Marry your ear to my making:
inside these curved lines
your dark womb calls — no,
demands — for more,
even though it’s just one song,
even though I always get it wrong.
THE POEM AS
A BEACH BEFORE DAWN
2004
The ancient image of Our Lady in
the Lady Chapel in the Church of
Notre Dame at Granville in Normandy
was found on the shore of Cap Lihoo.
It was set up in its own chapel, and is
still the focus of a pardon on the last
Sunday in July called “Grand Pardon
des Corporations et de la Mer.”
-- Nigel Pennick,
Celtic Sacred Landscapes
My job as I see it is to vigil the matins
of this waking summer shore and receive
what the sea deigns to return to me:
To sing each day’s arrival with the tide,
building a white chapel in which a
freight grows sacred and is altared,
incensed, believed, hosanna’d. I never
know just what I’ll find here -- a dream
perhaps, or some memory loosed
from the well, or a resonant bit of story.

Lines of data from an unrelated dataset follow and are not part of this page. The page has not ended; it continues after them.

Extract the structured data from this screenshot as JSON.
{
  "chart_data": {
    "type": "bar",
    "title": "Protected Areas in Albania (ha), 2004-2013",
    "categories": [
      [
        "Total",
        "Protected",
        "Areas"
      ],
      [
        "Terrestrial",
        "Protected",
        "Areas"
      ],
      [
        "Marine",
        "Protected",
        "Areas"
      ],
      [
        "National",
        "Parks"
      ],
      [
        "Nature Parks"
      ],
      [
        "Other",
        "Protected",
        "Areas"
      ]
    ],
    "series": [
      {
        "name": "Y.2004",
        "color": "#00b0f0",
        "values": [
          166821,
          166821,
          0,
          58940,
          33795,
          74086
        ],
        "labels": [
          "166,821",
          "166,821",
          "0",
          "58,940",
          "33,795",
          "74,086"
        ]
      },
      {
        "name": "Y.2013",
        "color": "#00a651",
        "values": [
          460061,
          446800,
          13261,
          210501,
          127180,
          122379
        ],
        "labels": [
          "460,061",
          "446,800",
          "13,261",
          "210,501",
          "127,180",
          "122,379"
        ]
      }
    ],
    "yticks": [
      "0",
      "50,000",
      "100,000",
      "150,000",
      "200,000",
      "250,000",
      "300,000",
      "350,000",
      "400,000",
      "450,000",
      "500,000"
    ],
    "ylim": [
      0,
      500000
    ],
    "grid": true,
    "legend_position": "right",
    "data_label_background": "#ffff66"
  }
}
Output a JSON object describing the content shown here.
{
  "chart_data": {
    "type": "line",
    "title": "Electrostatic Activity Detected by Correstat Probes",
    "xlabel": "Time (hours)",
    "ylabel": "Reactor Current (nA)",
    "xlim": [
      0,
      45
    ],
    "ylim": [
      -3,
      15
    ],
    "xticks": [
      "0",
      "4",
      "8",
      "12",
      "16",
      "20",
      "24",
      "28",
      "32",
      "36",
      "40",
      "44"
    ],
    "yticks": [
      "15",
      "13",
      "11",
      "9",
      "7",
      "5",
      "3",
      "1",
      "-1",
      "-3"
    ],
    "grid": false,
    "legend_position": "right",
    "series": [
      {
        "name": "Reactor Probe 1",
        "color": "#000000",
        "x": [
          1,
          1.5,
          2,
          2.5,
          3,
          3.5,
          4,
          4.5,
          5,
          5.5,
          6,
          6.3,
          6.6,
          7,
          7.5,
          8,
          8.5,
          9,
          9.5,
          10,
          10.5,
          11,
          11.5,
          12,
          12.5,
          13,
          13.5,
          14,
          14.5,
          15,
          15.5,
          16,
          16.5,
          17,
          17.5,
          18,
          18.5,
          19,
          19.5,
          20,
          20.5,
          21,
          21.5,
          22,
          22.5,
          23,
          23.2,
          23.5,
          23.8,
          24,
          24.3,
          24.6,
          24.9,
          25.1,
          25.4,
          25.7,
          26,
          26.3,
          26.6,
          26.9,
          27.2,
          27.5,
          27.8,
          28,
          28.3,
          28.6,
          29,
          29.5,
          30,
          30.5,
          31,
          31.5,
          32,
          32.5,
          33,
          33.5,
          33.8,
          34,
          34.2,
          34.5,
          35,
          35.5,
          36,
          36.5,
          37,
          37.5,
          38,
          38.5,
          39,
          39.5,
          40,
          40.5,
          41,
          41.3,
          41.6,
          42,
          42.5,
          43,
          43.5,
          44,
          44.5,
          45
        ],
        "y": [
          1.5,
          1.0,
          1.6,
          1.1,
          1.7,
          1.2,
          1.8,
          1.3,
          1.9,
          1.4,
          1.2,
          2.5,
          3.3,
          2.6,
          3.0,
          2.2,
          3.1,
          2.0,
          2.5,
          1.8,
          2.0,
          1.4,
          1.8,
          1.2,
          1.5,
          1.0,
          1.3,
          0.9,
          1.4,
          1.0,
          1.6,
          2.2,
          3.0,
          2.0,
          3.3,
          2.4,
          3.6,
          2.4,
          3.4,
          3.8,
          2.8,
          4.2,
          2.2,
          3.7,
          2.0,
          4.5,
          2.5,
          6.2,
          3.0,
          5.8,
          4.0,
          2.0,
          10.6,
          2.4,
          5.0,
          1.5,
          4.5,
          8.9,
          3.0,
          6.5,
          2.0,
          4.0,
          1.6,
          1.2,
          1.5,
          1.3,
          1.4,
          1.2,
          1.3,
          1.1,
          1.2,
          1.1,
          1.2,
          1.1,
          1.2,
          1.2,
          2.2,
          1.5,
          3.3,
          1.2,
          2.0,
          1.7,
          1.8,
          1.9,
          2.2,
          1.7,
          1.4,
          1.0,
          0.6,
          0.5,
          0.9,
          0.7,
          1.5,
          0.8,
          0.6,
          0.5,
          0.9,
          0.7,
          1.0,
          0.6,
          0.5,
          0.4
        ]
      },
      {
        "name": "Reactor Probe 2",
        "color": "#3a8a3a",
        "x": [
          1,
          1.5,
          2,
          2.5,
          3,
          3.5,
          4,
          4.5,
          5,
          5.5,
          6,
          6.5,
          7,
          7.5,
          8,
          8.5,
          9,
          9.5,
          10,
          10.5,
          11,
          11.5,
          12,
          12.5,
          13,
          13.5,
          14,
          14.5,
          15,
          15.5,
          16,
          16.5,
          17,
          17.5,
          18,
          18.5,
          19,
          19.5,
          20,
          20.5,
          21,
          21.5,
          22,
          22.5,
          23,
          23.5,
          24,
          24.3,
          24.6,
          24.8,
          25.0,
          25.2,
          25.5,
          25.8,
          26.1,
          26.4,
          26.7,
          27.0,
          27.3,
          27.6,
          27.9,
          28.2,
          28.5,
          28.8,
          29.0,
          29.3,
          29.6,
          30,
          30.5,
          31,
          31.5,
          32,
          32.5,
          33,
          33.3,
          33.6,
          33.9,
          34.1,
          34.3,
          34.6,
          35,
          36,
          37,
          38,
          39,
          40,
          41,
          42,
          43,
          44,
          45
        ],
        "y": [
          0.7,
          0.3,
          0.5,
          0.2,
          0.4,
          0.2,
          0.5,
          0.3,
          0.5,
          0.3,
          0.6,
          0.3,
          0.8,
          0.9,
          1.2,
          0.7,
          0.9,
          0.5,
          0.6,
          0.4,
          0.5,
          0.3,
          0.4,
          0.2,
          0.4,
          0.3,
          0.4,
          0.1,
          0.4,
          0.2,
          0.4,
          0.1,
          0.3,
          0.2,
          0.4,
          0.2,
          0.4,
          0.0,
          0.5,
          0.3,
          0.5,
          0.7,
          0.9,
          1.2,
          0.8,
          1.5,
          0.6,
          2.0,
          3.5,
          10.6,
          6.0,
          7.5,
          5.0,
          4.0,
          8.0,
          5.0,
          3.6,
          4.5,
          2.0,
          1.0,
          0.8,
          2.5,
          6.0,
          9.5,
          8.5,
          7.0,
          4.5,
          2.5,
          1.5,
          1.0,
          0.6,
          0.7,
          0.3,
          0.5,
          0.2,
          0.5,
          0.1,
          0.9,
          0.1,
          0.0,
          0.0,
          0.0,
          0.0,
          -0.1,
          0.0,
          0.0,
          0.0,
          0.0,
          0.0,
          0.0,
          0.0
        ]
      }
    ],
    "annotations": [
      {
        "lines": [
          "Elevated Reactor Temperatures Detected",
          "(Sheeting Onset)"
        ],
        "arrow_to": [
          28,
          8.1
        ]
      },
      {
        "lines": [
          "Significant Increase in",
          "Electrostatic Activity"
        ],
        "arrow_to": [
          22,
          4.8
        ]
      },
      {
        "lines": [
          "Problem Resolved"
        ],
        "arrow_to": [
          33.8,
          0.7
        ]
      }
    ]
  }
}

I let the sea decide. I just walk here
on the moony sound while the surf
crashes silver milk at my feet, nursing
my inner ears and eyes. And even that’s
imagined as I sit in this chair in my
house squat in town, the dark outside
a cat’s attentive drowse. My job is to
make of that a beach I walk, and believe
I’ll find down its sandy lane the very
shape the next song needs. See: there
ahead a clump winnowing a receding
wave: the beached masthead of
a long-split ship, trailing in her hair,
a bit of barnacle kissing her faded lip.
She was carved two centuries ago
from the likeness of Our Lady in
which was washed ashore two centuries
before, a rebirth of the mother of the
Celtic gods, herself found in a tide-pool
three thousand years before, delved
from goddesses whose names drowned
many thousand years further back.
But their tidings all remain, as well
the shore which here washes down
the lengths of journal-paper. My job
is to hear that surf inside and give it
here a beach where devotees like me still
walk in the nuptials of the coming day,
my pen across the page the wet part
of the sea, what she bids shore in me.